Kyiv is expected to agree to the new, more limited ceasefire, but in a briefing with journalists on Tuesday night, Zelenskyy said he was waiting for further information from Washington.

The Ukrainian president, who is on a visit to Finland, said: “I think it will be right that we will have a conversation with President Trump and we will know in detail what the Russians offered the Americans or what the Americans offered the Russians.

“After we get details from the American president, from the American side, we will give our answer, prepare it, and our team will be ready for technical discussions.”

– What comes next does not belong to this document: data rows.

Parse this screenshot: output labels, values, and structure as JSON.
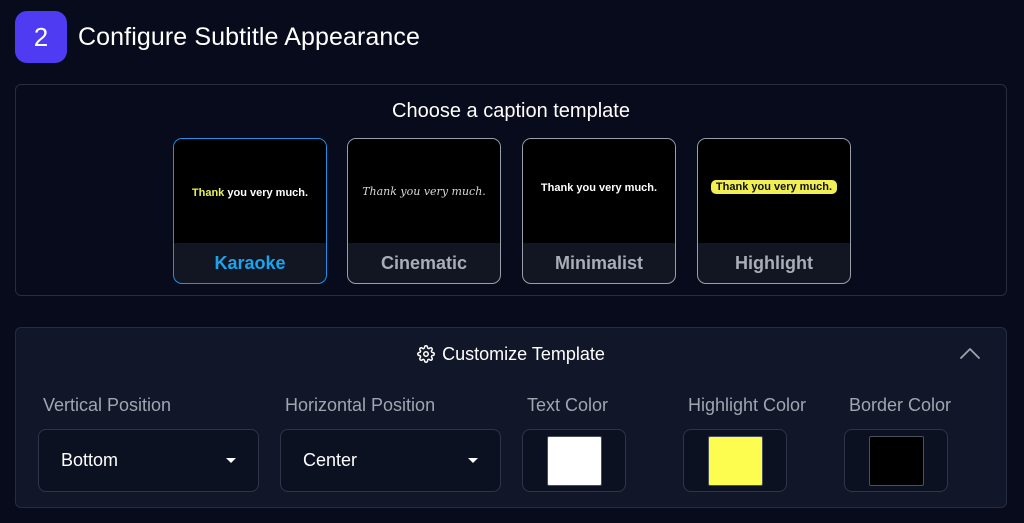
{
  "step": {
    "number": "2",
    "title": "Configure Subtitle Appearance"
  },
  "templates": {
    "heading": "Choose a caption template",
    "selected": "Karaoke",
    "items": [
      {
        "label": "Karaoke",
        "preview_highlight": "Thank",
        "preview_rest": " you very much."
      },
      {
        "label": "Cinematic",
        "preview": "Thank you very much."
      },
      {
        "label": "Minimalist",
        "preview": "Thank you very much."
      },
      {
        "label": "Highlight",
        "preview": "Thank you very much."
      }
    ]
  },
  "customize": {
    "title": "Customize Template",
    "icon": "gear-icon",
    "collapse_icon": "chevron-up-icon",
    "vertical_position": {
      "label": "Vertical Position",
      "value": "Bottom"
    },
    "horizontal_position": {
      "label": "Horizontal Position",
      "value": "Center"
    },
    "text_color": {
      "label": "Text Color",
      "value": "#ffffff"
    },
    "highlight_color": {
      "label": "Highlight Color",
      "value": "#fdfd4f"
    },
    "border_color": {
      "label": "Border Color",
      "value": "#000000"
    }
  },
  "colors": {
    "accent": "#4f3cf2",
    "selected": "#1aa4ee",
    "background": "#070b1b"
  }
}
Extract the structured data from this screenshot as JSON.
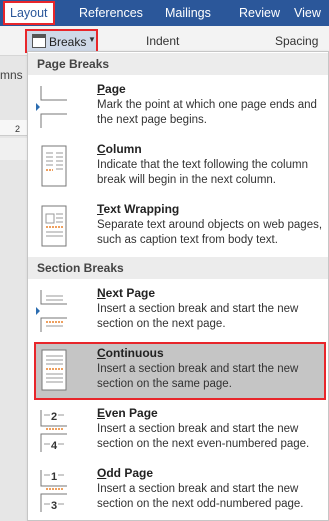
{
  "tabs": [
    {
      "label": "Layout",
      "active": true
    },
    {
      "label": "References",
      "active": false
    },
    {
      "label": "Mailings",
      "active": false
    },
    {
      "label": "Review",
      "active": false
    },
    {
      "label": "View",
      "active": false
    }
  ],
  "ribbon": {
    "breaks_label": "Breaks",
    "indent_label": "Indent",
    "spacing_label": "Spacing",
    "columns_fragment": "mns",
    "ruler_number": "2"
  },
  "menu": {
    "page_breaks_header": "Page Breaks",
    "section_breaks_header": "Section Breaks",
    "items": [
      {
        "title_u": "P",
        "title_rest": "age",
        "desc": "Mark the point at which one page ends and the next page begins."
      },
      {
        "title_u": "C",
        "title_rest": "olumn",
        "desc": "Indicate that the text following the column break will begin in the next column."
      },
      {
        "title_u": "T",
        "title_rest": "ext Wrapping",
        "desc": "Separate text around objects on web pages, such as caption text from body text."
      },
      {
        "title_u": "N",
        "title_rest": "ext Page",
        "desc": "Insert a section break and start the new section on the next page."
      },
      {
        "title_u": "C",
        "title_rest": "ontinuous",
        "desc": "Insert a section break and start the new section on the same page."
      },
      {
        "title_u": "E",
        "title_rest": "ven Page",
        "desc": "Insert a section break and start the new section on the next even-numbered page."
      },
      {
        "title_u": "O",
        "title_rest": "dd Page",
        "desc": "Insert a section break and start the new section on the next odd-numbered page."
      }
    ]
  },
  "icon_numbers": {
    "even_top": "2",
    "even_bottom": "4",
    "odd_top": "1",
    "odd_bottom": "3"
  },
  "colors": {
    "ribbon_blue": "#2b579a",
    "highlight_red": "#e8262b",
    "selected_gray": "#c5c5c5",
    "icon_orange": "#e8812a"
  }
}
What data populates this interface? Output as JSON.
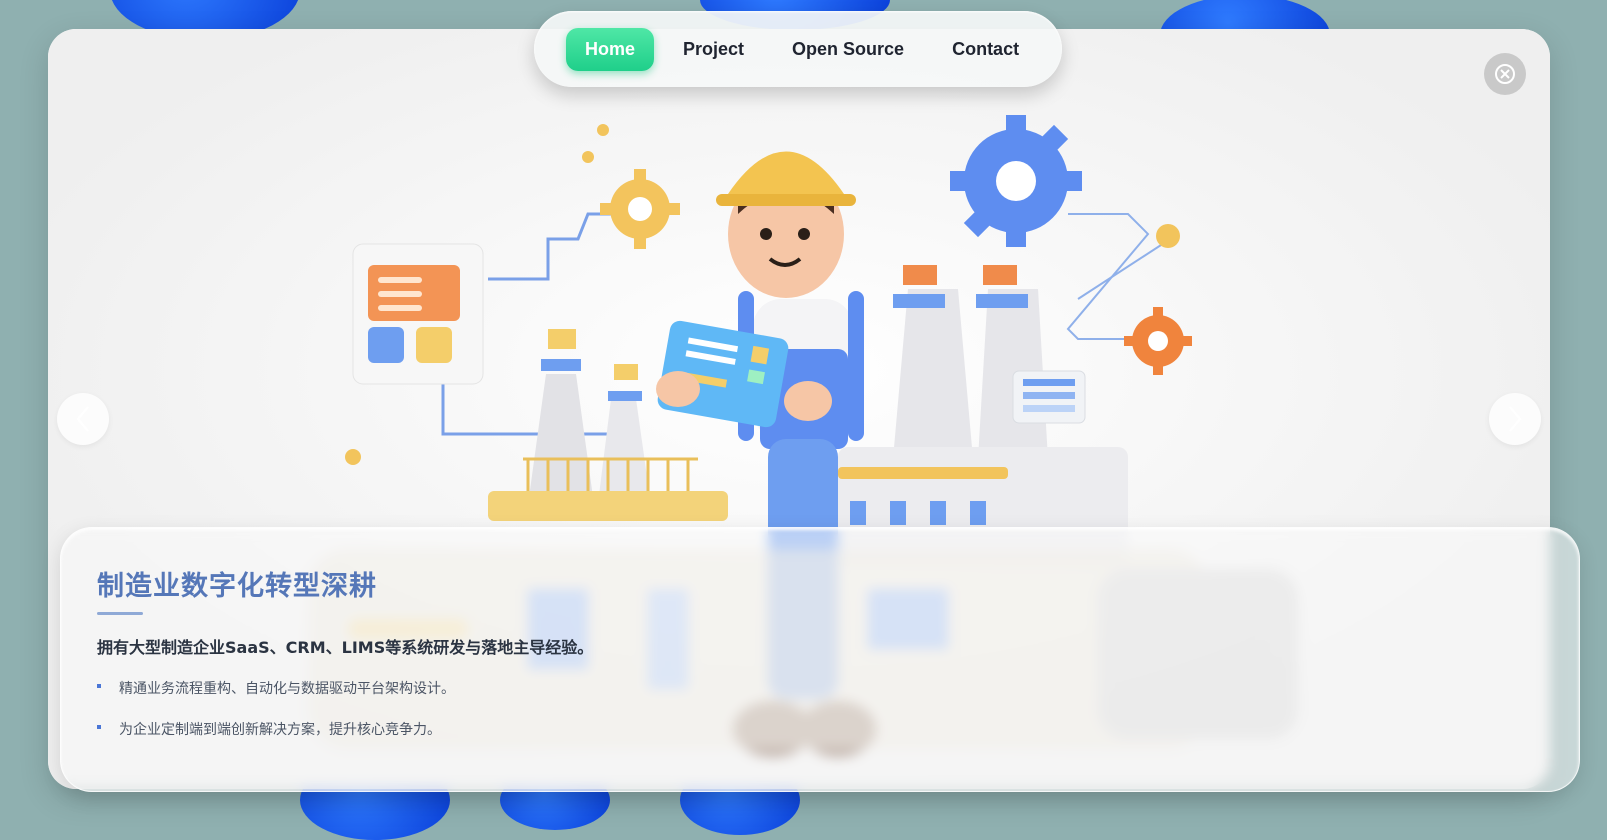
{
  "nav": {
    "items": [
      {
        "label": "Home",
        "active": true
      },
      {
        "label": "Project",
        "active": false
      },
      {
        "label": "Open Source",
        "active": false
      },
      {
        "label": "Contact",
        "active": false
      }
    ]
  },
  "icons": {
    "close": "close-circle-icon",
    "prev": "chevron-left-icon",
    "next": "chevron-right-icon"
  },
  "hero": {
    "title": "制造业数字化转型深耕",
    "lead": "拥有大型制造企业SaaS、CRM、LIMS等系统研发与落地主导经验。",
    "bullets": [
      "精通业务流程重构、自动化与数据驱动平台架构设计。",
      "为企业定制端到端创新解决方案，提升核心竞争力。"
    ]
  },
  "colors": {
    "accent_green": "#22d08c",
    "title_blue": "#5577b8",
    "background": "#8fb0b0"
  }
}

If upheld by both sides, a halt to attacks on energy infrastructure would mark the first partial ceasefire in more than three years since Russia launched its full-scale invasion of Ukraine in February 2022. Russia has been relentlessly targeting Ukraine’s infrastructure for the past three years, while in recent months Ukraine has been increasingly able to hit targets deep inside Russia with long-range drones.

In his first public appearance since the call, Trump told the Fox News interviewer Laura Ingraham: “Right now you have a lot of guns pointing at each other and a ceasefire without going a little bit further would have been tough. Russia has the advantage. As you know, they have encircled about 2,500 soldiers. They are nicely encircled and that’s not good. And we want to get it over with.”

Trump has referred to “thousands” of encircled soldiers before, mirroring a claim first made by Putin, although the Ukrainian military and independent analysts say they have not seen evidence of any large number of Ukrainian troops surrounded during the retreat from Kursk region.

In Moscow, senior Russian officials signalled their satisfaction with Putin’s conversation with Trump. Kirill Dmitriev, a senior aide close to Putin, wrote on X: “It is official now – a PERFECT call.”